Predictive analytics – Using past data to forecast things like which products or services a client is likely to want.

Personalized memorials – Creating customized tribute videos, musical arrangements, and printed materials based on information about the deceased.

As AI continues to advance, it could increasingly be used behind the scenes to create highly personalized funerals with minimal effort on the part of arrangers. However, this technology is not a replacement for the human touch that funeral professionals provide, especially in terms of emotional support.

Streamlining operations with software

As in many industries, specialized software is helping funeral homes streamline operations, with tools for everything from case management to marketing. These programs can save valuable time and improve service by keeping all key information in one place.

For example, FuneralTech’s all-in-one solution includes features for:

– Managing funeral information, documents, and checklists 

– Tracking decedent locations and transfer logistics

– Generating forms, contracts, and other paperwork

– Collecting online payments and donations

– Coordinating staff schedules and tasks

This kind of end-to-end system is becoming increasingly essential as customer expectations for seamless, digitally-enabled experiences rise. It ensures nothing falls through the cracks and frees up staff to focus on more meaningful interactions with families.

Other types of software that are proving invaluable for funeral professionals include:

Customer relationship management (CRM) – Keeping track of client families and their preferences, as well as leads and pre-need contracts.

Accounting and payroll – Managing finances and paying staff efficiently.

Marketing automation – Handling repetitive tasks like email newsletters and social media posting.

Website builders – Creating interactive, e-commerce enabled sites without coding.

As the funeral industry plays technological catch-up with other fields, providers that implement the right software stand to gain a significant competitive edge.
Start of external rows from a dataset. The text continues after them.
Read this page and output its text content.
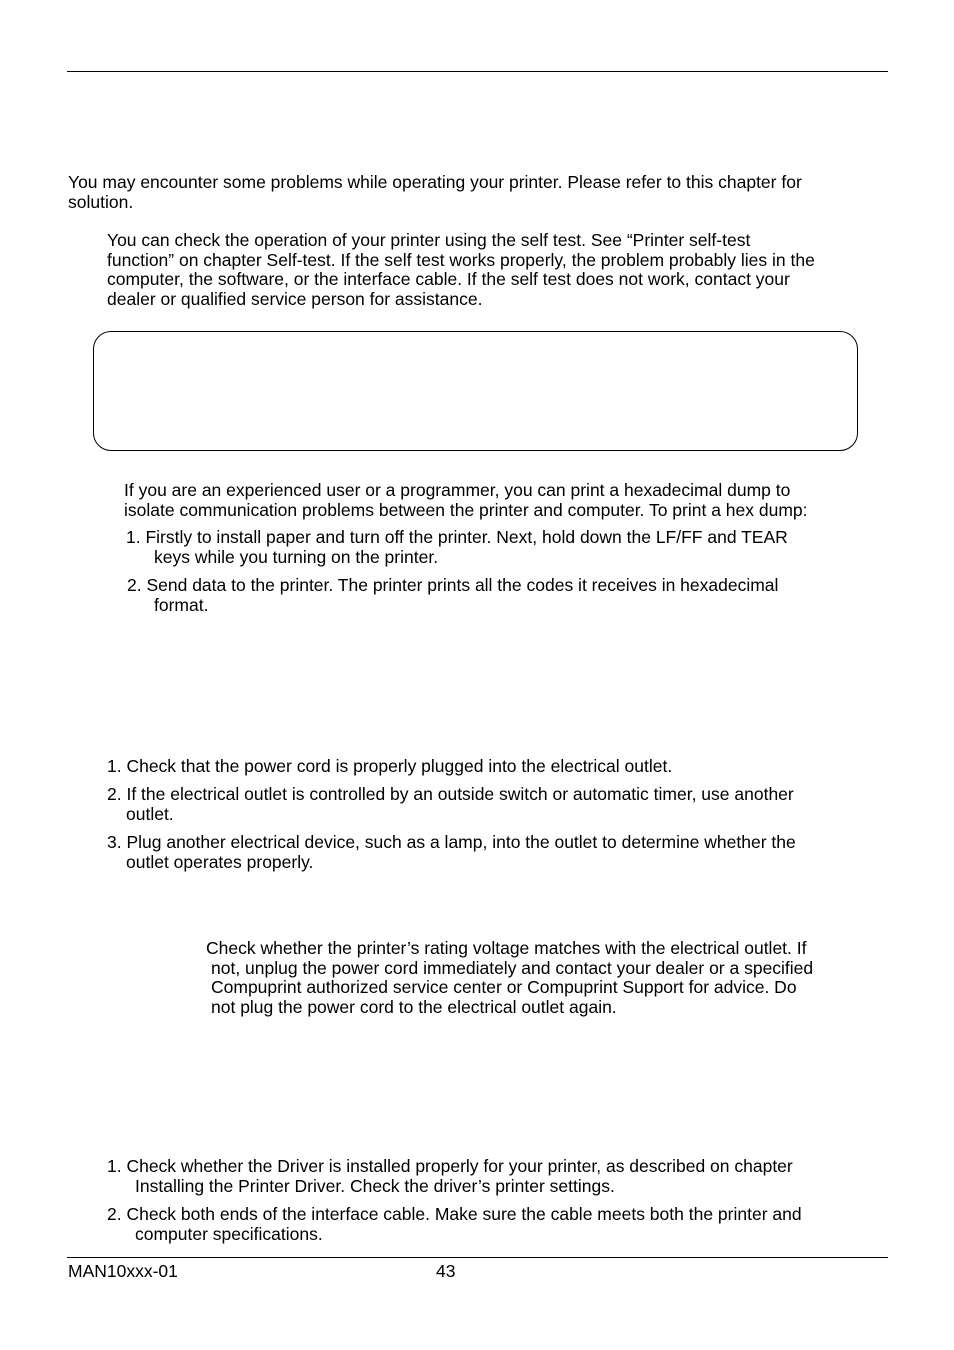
You may encounter some problems while operating your printer. Please refer to this chapter for
solution.
You can check the operation of your printer using the self test. See “Printer self-test
function” on chapter Self-test. If the self test works properly, the problem probably lies in the
computer, the software, or the interface cable. If the self test does not work, contact your
dealer or qualified service person for assistance.
If you are an experienced user or a programmer, you can print a hexadecimal dump to
isolate communication problems between the printer and computer. To print a hex dump:
1. Firstly to install paper and turn off the printer. Next, hold down the LF/FF and TEAR
keys while you turning on the printer.
2. Send data to the printer. The printer prints all the codes it receives in hexadecimal
format.
1. Check that the power cord is properly plugged into the electrical outlet.
2. If the electrical outlet is controlled by an outside switch or automatic timer, use another
outlet.
3. Plug another electrical device, such as a lamp, into the outlet to determine whether the
outlet operates properly.
Check whether the printer’s rating voltage matches with the electrical outlet. If
not, unplug the power cord immediately and contact your dealer or a specified
Compuprint authorized service center or Compuprint Support for advice. Do
not plug the power cord to the electrical outlet again.
1. Check whether the Driver is installed properly for your printer, as described on chapter
Installing the Printer Driver. Check the driver’s printer settings.
2. Check both ends of the interface cable. Make sure the cable meets both the printer and
computer specifications.
MAN10xxx-01	43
Choosing flexible, funeral-specific solutions that connect seamlessly is key.

Putting it all together

The funeral industry is on the cusp of a technological revolution that will change the way providers operate and families celebrate the lives of their loved ones. From online arrangements to 3D printed urns to AI-generated memorials, a host of innovations are poised to disrupt business as usual.

For entrepreneurs and forward-thinking funeral professionals, this digital shift presents significant opportunities to:

– Increase market share and revenue by meeting growing consumer demand for convenient, personalized, technology-enabled experiences.
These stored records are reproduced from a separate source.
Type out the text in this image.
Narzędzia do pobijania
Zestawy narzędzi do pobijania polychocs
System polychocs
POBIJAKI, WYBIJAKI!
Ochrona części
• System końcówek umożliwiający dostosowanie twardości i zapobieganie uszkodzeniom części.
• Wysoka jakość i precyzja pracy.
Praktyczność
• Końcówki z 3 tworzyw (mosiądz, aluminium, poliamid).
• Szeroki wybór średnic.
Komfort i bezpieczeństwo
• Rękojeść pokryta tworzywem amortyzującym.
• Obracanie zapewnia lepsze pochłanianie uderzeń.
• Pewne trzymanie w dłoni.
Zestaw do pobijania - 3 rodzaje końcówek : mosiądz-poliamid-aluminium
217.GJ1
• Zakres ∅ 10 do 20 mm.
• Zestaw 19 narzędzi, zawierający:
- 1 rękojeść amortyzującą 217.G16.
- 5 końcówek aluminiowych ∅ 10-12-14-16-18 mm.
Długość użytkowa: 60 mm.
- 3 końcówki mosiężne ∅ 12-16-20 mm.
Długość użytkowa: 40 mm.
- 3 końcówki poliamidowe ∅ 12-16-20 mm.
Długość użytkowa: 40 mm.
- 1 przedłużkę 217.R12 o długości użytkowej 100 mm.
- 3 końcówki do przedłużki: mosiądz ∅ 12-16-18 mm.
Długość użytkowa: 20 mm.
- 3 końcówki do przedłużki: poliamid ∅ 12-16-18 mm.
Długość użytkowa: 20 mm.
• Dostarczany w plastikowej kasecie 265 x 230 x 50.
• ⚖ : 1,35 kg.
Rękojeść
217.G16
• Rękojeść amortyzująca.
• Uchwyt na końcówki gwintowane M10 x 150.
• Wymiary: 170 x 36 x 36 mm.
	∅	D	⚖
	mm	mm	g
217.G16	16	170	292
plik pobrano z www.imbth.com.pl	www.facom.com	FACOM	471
– Boost efficiency and reduce costs by automating time-consuming tasks and processes.

– Offer stand-out services that attract a new generation of customers and build lasting brand loyalty.

Of course, integrating emerging technologies into a traditionally slow-to-adopt industry is not without challenges. It will require investment in new equipment, software, and training, as well as a willingness to experiment and iterate.

But the funeral providers that embrace innovation now will be well-positioned to thrive in the years ahead. By staying attuned to the latest trends and tools – and always keeping the needs of families front and center – they can create meaningful, memorable experiences that honor the dead and comfort the living.

Key Takeaways

– Online platforms like FuneralFolio are simplifying funeral planning with easy-to-use templates and collaborative tools.

– 3D printing is enabling mass customization of urns, memorial jewelry, and other items.

– Virtual and augmented reality can create immersive experiences for remote mourners or digital tributes.

– Artificial intelligence is being harnessed to generate personalized funeral recommendations based on online data.

– Specialized software is helping funeral homes streamline everything from case management to marketing.

– To thrive in a changing market, funeral professionals must embrace new technologies while still providing a human touch.

Is your funeral home ready for the digital age? Now is the time to explore how technologies like those discussed here could elevate the level of service you provide. With creativity and care, you can harness innovation to create unforgettable farewells that families will cherish forever.